Tab 5 62f High School Information

a. Name and address of school (private or public school)

b. Name, address, e-mail and telephone number of school official

c. Approximate size of the school student body

d. Approximate distance between the school and your home

e. Approximate start date of the school year

f. How will the exchange student get to the school (e.g. bus, carpool, walk)?

g. Would the family provide special transportation for extracurricular activities after school or in the evenings, if required?

h. Which, if any, of your family's children, presently attend the school in which the exchange visitor is enrolled?
If applicable list sports/clubs/activities, if any, your child(ren) participate(s) in at the school

i. Does any member of your household work for the high school in a coaching/teaching/or administrative capacity?

j. Has any member of your household had contact with a coach regarding the hosting of an exchange student with particular athletic ability?
If yes, please describe the contact and sport.

Tab 6 62f Community Information

a. In what type of community do you live (e.g.: Urban, Suburban, Rural, Farm)

b. Population of community

c. Nearest Major City (Distance and population)

d. Nearest Airport (Distance)

e. City or town website

f. Briefly describe your neighborhood and community

g. What points of interest are near your area (parks, museums, historical sites)?

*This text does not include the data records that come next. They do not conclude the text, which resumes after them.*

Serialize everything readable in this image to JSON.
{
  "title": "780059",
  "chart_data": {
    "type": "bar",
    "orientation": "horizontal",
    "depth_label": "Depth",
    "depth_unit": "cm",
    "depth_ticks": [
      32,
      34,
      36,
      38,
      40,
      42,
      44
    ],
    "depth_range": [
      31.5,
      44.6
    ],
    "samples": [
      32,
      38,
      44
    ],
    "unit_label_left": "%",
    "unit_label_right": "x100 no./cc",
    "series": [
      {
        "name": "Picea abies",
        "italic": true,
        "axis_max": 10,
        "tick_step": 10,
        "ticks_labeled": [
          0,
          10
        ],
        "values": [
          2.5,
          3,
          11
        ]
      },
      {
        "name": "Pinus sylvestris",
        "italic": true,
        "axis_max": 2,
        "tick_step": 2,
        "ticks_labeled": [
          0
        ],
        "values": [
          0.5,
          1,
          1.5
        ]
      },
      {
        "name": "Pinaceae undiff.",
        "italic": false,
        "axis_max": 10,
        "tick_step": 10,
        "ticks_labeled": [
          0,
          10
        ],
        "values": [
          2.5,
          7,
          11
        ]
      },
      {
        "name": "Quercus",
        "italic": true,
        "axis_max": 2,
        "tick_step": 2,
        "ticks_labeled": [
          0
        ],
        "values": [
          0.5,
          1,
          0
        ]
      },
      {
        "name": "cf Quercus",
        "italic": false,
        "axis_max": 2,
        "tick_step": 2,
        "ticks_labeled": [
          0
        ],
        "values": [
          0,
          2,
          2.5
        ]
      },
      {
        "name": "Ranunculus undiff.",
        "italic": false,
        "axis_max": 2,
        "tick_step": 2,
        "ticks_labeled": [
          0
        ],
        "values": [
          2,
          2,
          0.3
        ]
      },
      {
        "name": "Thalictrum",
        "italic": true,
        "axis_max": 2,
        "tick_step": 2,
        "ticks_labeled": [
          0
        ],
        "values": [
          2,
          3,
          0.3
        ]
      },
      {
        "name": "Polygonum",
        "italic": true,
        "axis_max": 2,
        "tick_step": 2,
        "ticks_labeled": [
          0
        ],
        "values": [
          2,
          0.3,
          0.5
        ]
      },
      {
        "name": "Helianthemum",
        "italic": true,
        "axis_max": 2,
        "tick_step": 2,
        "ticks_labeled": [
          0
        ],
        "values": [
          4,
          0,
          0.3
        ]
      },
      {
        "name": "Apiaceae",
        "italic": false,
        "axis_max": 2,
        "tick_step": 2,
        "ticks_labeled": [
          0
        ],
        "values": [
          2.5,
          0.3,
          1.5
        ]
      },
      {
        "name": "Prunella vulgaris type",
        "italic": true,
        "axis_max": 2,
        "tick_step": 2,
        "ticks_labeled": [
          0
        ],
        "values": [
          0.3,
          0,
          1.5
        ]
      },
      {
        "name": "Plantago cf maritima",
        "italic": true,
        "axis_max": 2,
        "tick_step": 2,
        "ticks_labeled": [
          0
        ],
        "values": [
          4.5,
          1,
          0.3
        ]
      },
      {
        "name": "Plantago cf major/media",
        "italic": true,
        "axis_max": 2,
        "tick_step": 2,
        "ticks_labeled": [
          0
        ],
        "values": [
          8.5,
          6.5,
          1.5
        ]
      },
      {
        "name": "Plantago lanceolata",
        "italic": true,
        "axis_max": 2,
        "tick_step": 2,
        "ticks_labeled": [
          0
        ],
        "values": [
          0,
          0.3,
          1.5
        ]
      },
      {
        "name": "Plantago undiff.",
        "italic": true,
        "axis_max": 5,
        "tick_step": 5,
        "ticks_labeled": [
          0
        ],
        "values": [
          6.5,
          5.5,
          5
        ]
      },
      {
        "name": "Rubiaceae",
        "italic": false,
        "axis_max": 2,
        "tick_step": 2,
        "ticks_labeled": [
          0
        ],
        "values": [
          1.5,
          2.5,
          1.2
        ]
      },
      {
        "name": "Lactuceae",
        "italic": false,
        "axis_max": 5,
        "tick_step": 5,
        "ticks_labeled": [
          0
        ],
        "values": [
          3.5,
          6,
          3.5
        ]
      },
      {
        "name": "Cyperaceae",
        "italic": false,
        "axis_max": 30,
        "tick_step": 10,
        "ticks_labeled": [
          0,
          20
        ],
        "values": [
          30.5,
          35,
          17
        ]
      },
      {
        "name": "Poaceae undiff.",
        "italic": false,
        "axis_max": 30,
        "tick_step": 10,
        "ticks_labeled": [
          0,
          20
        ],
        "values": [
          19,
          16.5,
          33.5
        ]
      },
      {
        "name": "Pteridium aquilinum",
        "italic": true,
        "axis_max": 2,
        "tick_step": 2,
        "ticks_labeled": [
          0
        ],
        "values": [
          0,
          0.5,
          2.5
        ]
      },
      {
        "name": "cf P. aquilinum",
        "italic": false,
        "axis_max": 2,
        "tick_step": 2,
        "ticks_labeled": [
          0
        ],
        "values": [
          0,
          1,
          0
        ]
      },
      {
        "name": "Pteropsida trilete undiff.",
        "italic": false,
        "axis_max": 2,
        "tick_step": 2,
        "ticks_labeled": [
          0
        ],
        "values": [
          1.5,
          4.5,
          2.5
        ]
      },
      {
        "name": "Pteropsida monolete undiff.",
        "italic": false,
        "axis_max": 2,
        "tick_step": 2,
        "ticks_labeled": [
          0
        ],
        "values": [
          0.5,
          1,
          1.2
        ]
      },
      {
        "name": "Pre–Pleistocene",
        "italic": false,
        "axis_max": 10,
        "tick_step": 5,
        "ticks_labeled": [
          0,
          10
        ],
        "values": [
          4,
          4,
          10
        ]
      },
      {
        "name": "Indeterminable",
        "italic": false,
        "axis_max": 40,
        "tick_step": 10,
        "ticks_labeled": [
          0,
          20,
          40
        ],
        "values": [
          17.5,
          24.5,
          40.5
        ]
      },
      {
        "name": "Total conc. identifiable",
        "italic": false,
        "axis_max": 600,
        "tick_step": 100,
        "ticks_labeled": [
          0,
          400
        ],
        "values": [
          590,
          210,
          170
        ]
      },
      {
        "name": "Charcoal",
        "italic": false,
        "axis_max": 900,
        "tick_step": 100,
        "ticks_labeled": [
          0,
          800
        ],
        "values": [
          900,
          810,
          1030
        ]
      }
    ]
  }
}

h. Areas in or near neighborhood to be avoided?

Tab 7 62f Home Description

a. Describe your type of home (e.g., single family home, condominium, duplex, apartment, mobile home) and include photographs of the host family home's exterior and grounds, kitchen, student's bedroom, student's bathroom, and family and living areas.

b. Describe Primary Rooms and Bedrooms

c. Number of Bathrooms

d. Will the exchange student share a bedroom? (Y/N)
If yes, with which household resident?

e. Describe the student's bedroom

f. Describe amenities to which the student has access

g. Utilities

Tab 8 62f Family Activities

a. Language spoken in home

b. Please describe activities and/or sports each family member participates in: (e.g., camping, hiking, dance, crafts, debate, drama, art, music, reading, soccer, baseball, horseback riding)

c. Describe your expectations regarding the responsibilities and behavior of the student while in your home (e.g., homework, household chores, curfew (school night and weekend), access to refrigerator and food, drinking of alcoholic beverages, driving, smoking, computer/Internet/E-Mail)

Would you be willing voluntarily to inform the exchange visitor in advance of any religious affiliations of household members? (Y/N)

Would any member of the household have difficulty hosting a student whose religious beliefs were different from their own? (Y/N) Note: A host family may want the exchange visitor to attend one or more religious services or programs with
the family. The exchange visitor cannot be required to do so, but may decide to experience this facet of U.S. culture at his or her discretion.

How did you learn about being a host family?